Mark Zuckerberg is being called everything from “a godsend” to “a really clever fellow.”
Amid growing complaints that parents are obnoxiously sharing too many photos of their young children, Facebook has announced effective next month, some users will be forced to migrate to Parentsbook.
Parentsbook will offer the same look and features of Facebook, but with a decidedly kids-centered feel to it.

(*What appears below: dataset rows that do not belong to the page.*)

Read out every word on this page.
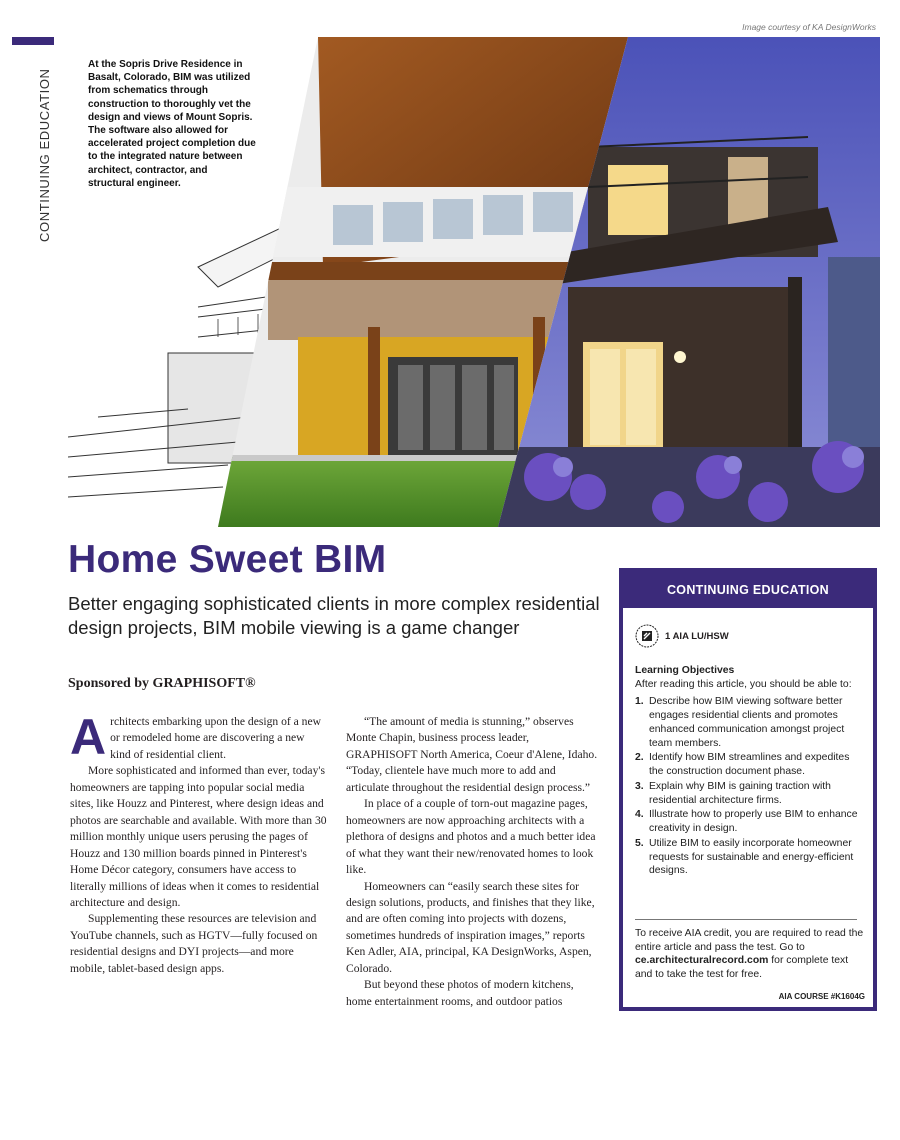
Image courtesy of KA DesignWorks
CONTINUING EDUCATION
At the Sopris Drive Residence in Basalt, Colorado, BIM was utilized from schematics through construction to thoroughly vet the design and views of Mount Sopris. The software also allowed for accelerated project completion due to the integrated nature between architect, contractor, and structural engineer.
Home Sweet BIM
Better engaging sophisticated clients in more complex residential design projects, BIM mobile viewing is a game changer
Sponsored by GRAPHISOFT®

Architects embarking upon the design of a new or remodeled home are discovering a new kind of residential client.

More sophisticated and informed than ever, today's homeowners are tapping into popular social media sites, like Houzz and Pinterest, where design ideas and photos are searchable and available. With more than 30 million monthly unique users perusing the pages of Houzz and 130 million boards pinned in Pinterest's Home Décor category, consumers have access to literally millions of ideas when it comes to residential architecture and design.

Supplementing these resources are television and YouTube channels, such as HGTV—fully focused on residential designs and DYI projects—and more mobile, tablet-based design apps.

“The amount of media is stunning,” observes Monte Chapin, business process leader, GRAPHISOFT North America, Coeur d'Alene, Idaho. “Today, clientele have much more to add and articulate throughout the residential design process.”

In place of a couple of torn-out magazine pages, homeowners are now approaching architects with a plethora of designs and photos and a much better idea of what they want their new/renovated homes to look like.

Homeowners can “easily search these sites for design solutions, products, and finishes that they like, and are often coming into projects with dozens, sometimes hundreds of inspiration images,” reports Ken Adler, AIA, principal, KA DesignWorks, Aspen, Colorado.

But beyond these photos of modern kitchens, home entertainment rooms, and outdoor patios

CONTINUING EDUCATION
1 AIA LU/HSW
Learning Objectives
After reading this article, you should be able to:
1. Describe how BIM viewing software better engages residential clients and promotes enhanced communication amongst project team members.
2. Identify how BIM streamlines and expedites the construction document phase.
3. Explain why BIM is gaining traction with residential architecture firms.
4. Illustrate how to properly use BIM to enhance creativity in design.
5. Utilize BIM to easily incorporate homeowner requests for sustainable and energy-efficient designs.
To receive AIA credit, you are required to read the entire article and pass the test. Go to ce.architecturalrecord.com for complete text and to take the test for free.
AIA COURSE #K1604G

Users on this new social network will be able to share hundreds of photos of their babies — without driving their childless friends absolutely batshit insane.
Facebook administrators have already singled out the accounts that will be moved to Parentsbook, so there’s no need for users to opt in.
“We’re just going to go ahead and make this decision for everyone, for the good of the company and society,” said Facebook vice president Christine Hockman.
Parentsbook will sport extra features, for instance, the option to automatically “like” all the baby photos your friends upload, saving users from the dull task of clicking the like button for every visual proof of the baby’s “first whatever.”
Sociologist Martin von Dinkel, an expert on violence and aggression, says he is relieved to see social networks making an effort to deal with annoying shares. He says countless numbers of people are killed each year by smart phones thrown out of windows by childless people fed up with having to comment “that’s so cute” or “OMG adorable!” in response to seeing on their timelines photos of toddlers pooping into a plastic potty.